Wednesday 24 March 2010

iPhone: Like a black hole for your time

I was a bit disappointed when I got the email from upstairs, which basically said "we no longer deem you important enough to have a work mobile phone."

Cost implications aside, which if you want to get picky about it, amounts to a pay cut, I initially took the loss of the work Blackberry as an attack on my very existence. A further erosion of my employee benefits. Then there was the paranoia - was this move intended as a precursor to my iminent departure?

Who knows. But one thing is for sure. If I never see another Blackberry Curve in my life it would be too soon. Those things are the spawn of the devil. Built for people with thumbs the size of matchsticks, and programmed with a life of their own and a hotkey to 999 whenever they're put in your pocket.

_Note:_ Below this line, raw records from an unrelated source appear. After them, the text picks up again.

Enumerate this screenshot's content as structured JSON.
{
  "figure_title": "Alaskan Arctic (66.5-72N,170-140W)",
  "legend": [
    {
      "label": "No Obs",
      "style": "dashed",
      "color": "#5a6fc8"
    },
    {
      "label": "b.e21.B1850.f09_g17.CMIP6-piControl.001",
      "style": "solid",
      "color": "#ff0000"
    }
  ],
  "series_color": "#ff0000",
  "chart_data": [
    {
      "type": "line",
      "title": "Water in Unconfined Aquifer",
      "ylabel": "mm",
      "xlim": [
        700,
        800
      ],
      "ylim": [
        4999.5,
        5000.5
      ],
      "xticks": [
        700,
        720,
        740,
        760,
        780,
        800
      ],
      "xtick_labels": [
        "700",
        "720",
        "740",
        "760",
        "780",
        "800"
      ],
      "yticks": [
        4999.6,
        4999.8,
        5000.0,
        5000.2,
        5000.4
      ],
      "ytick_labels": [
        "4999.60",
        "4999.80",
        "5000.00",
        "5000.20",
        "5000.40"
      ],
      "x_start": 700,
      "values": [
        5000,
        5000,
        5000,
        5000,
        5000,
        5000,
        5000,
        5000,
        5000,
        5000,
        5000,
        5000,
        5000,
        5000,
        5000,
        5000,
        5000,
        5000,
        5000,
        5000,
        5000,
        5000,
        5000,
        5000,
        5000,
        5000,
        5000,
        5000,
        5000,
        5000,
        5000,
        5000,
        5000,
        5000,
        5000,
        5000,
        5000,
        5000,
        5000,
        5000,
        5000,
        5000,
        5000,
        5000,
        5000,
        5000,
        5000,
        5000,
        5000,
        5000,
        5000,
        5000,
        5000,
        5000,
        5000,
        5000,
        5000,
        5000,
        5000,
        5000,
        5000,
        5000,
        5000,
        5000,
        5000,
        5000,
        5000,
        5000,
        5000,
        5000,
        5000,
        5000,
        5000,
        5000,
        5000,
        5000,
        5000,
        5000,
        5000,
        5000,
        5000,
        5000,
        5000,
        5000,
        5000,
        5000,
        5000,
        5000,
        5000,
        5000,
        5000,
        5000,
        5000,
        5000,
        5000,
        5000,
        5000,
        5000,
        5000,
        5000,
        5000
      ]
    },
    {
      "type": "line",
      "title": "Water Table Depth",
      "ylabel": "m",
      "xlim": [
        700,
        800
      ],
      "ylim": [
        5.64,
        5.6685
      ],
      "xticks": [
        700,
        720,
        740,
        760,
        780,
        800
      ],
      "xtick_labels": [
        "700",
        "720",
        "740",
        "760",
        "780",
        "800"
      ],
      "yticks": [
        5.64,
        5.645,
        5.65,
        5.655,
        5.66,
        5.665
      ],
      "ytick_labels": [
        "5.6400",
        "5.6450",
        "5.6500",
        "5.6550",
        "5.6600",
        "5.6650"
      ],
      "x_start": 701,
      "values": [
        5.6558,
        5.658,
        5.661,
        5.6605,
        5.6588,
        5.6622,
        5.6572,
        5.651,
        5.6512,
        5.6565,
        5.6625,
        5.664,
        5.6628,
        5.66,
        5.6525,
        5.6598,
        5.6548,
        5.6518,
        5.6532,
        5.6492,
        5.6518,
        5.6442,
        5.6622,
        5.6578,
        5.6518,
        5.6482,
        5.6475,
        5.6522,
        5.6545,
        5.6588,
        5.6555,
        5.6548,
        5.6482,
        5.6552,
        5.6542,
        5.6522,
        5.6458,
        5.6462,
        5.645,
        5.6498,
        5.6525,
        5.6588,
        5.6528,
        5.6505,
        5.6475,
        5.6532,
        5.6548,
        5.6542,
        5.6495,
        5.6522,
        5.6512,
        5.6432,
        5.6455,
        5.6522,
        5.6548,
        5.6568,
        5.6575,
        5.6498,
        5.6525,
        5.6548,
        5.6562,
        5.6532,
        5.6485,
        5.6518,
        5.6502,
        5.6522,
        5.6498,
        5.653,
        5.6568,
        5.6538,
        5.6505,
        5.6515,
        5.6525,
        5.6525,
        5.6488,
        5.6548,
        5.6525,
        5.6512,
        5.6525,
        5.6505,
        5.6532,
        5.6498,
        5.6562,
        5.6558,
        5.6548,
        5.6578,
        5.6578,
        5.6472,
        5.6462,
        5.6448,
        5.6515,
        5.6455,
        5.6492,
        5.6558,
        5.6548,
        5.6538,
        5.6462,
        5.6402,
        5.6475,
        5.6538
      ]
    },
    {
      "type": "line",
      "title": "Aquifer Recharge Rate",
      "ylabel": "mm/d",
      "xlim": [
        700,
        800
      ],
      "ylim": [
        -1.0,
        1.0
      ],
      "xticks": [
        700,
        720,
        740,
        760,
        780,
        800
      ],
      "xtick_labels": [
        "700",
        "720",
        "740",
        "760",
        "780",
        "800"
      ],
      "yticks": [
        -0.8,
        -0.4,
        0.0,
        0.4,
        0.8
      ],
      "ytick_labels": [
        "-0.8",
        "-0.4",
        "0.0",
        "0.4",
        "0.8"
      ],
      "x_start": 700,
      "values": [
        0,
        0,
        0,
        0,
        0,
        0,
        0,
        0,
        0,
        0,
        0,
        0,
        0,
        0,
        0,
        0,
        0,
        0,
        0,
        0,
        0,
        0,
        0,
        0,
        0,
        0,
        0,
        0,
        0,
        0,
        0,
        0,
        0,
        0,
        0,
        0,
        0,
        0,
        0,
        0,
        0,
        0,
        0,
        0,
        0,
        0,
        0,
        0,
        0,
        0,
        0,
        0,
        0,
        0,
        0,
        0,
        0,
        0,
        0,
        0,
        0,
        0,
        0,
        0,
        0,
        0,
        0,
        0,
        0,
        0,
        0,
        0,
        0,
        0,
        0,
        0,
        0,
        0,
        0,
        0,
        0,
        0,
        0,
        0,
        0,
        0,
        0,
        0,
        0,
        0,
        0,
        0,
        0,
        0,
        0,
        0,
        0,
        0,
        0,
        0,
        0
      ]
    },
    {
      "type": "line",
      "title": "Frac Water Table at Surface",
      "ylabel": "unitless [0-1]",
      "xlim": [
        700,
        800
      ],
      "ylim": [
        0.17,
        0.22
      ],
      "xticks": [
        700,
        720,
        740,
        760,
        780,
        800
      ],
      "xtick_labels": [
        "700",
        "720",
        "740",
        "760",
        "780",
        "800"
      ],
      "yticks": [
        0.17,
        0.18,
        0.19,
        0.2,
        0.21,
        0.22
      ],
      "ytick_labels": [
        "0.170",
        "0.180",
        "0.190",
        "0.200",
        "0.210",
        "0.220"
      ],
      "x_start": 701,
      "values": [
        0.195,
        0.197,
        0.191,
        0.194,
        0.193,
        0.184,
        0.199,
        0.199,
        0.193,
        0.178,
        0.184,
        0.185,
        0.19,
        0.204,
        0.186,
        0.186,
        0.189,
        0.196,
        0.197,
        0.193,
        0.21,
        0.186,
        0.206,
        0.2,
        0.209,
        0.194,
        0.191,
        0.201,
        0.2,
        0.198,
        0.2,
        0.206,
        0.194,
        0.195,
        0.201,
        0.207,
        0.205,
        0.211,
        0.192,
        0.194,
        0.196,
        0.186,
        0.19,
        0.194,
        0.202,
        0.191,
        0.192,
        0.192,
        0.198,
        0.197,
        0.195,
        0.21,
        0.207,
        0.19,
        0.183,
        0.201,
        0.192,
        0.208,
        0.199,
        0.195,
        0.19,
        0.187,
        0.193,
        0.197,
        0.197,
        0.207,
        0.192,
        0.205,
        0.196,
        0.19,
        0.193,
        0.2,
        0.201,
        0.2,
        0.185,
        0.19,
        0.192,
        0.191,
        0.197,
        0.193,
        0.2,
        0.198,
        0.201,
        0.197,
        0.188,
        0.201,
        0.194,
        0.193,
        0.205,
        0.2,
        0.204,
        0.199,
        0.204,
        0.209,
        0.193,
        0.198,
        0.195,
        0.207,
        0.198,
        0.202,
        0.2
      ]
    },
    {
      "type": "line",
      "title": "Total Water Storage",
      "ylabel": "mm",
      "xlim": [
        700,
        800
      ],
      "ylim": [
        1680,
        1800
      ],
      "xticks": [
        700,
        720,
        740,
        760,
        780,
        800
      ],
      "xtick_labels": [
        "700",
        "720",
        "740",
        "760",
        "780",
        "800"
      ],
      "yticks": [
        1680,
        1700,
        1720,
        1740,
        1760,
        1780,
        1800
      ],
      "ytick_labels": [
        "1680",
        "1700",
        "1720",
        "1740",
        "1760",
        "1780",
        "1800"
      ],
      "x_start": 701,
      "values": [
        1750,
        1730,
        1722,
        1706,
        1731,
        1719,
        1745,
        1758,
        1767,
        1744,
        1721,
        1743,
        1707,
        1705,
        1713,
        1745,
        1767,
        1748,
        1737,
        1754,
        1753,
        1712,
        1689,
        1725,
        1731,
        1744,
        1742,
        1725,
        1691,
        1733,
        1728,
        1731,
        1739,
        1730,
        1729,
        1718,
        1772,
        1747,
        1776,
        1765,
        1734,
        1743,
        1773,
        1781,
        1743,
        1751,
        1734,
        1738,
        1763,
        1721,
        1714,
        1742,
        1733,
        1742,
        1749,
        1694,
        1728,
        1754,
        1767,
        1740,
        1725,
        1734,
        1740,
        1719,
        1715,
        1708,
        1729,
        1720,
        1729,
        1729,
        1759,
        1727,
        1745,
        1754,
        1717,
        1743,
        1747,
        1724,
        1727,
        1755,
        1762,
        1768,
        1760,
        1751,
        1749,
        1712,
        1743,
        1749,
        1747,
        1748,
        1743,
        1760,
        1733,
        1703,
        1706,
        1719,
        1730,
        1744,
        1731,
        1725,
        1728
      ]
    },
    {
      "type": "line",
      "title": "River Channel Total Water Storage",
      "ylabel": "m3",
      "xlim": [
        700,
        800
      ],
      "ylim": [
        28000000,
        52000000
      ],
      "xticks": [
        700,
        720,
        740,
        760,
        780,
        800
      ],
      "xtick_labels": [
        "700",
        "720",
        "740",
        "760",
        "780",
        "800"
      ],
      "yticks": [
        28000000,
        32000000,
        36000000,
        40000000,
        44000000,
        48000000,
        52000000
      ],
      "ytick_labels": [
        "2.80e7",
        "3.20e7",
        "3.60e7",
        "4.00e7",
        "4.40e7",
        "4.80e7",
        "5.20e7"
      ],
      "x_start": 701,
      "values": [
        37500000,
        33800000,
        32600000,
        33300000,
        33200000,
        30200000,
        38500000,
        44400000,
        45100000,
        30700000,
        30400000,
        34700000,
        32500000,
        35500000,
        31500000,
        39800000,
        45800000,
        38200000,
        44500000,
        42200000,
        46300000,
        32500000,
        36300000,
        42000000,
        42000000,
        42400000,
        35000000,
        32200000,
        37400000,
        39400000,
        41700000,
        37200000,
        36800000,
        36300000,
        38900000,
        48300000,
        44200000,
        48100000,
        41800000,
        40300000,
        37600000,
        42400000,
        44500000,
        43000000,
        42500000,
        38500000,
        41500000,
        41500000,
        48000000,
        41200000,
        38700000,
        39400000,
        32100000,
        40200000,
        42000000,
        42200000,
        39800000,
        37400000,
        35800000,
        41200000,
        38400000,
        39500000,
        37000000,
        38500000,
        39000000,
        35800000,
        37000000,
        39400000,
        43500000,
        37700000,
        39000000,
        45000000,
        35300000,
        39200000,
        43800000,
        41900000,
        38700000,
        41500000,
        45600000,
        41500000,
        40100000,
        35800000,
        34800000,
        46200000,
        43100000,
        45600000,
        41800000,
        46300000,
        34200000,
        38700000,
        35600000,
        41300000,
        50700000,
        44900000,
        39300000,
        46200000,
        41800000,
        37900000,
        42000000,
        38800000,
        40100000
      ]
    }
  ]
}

Besides, I had been regarding the gradual iPhone take-up of my peers with more than a little envy. Here was a slick, cutting edge device that not only made calls and received emails - it let you look at websites as they were supposed to be seen, told you what the weather was like in Mongolia and played music. And while the Blackberry would let you do all that if you got a degree in Blackberrying, the iPhone was simple.

Now I have one. Which is why you might have noticed my blogging dropping off over the past couple of days. Because it sucks your life away like nothing I have ever known. I've added my stocks, synced my iTunes, looked up websites. Downloaded a game party pack. I don't even play games

Then there is the problem solving, which so far has taken hours in only one area - my ringtone. I can't transfer my Gizmo ringtone over because I can only use purchased songs as ringtones. But I can't use a song I've purchased because I can't connect to the iTunes store (an error has occurred). Don't ask my why I should even need to do that anyway.

Then there are the headphones, which are, to put it mildly, embarrassing. Like putting cloth seats in a Porsche. What was Apple thinking?

But faults aside, when you've had a Blackberry, even a turd with buttons would be an improvement.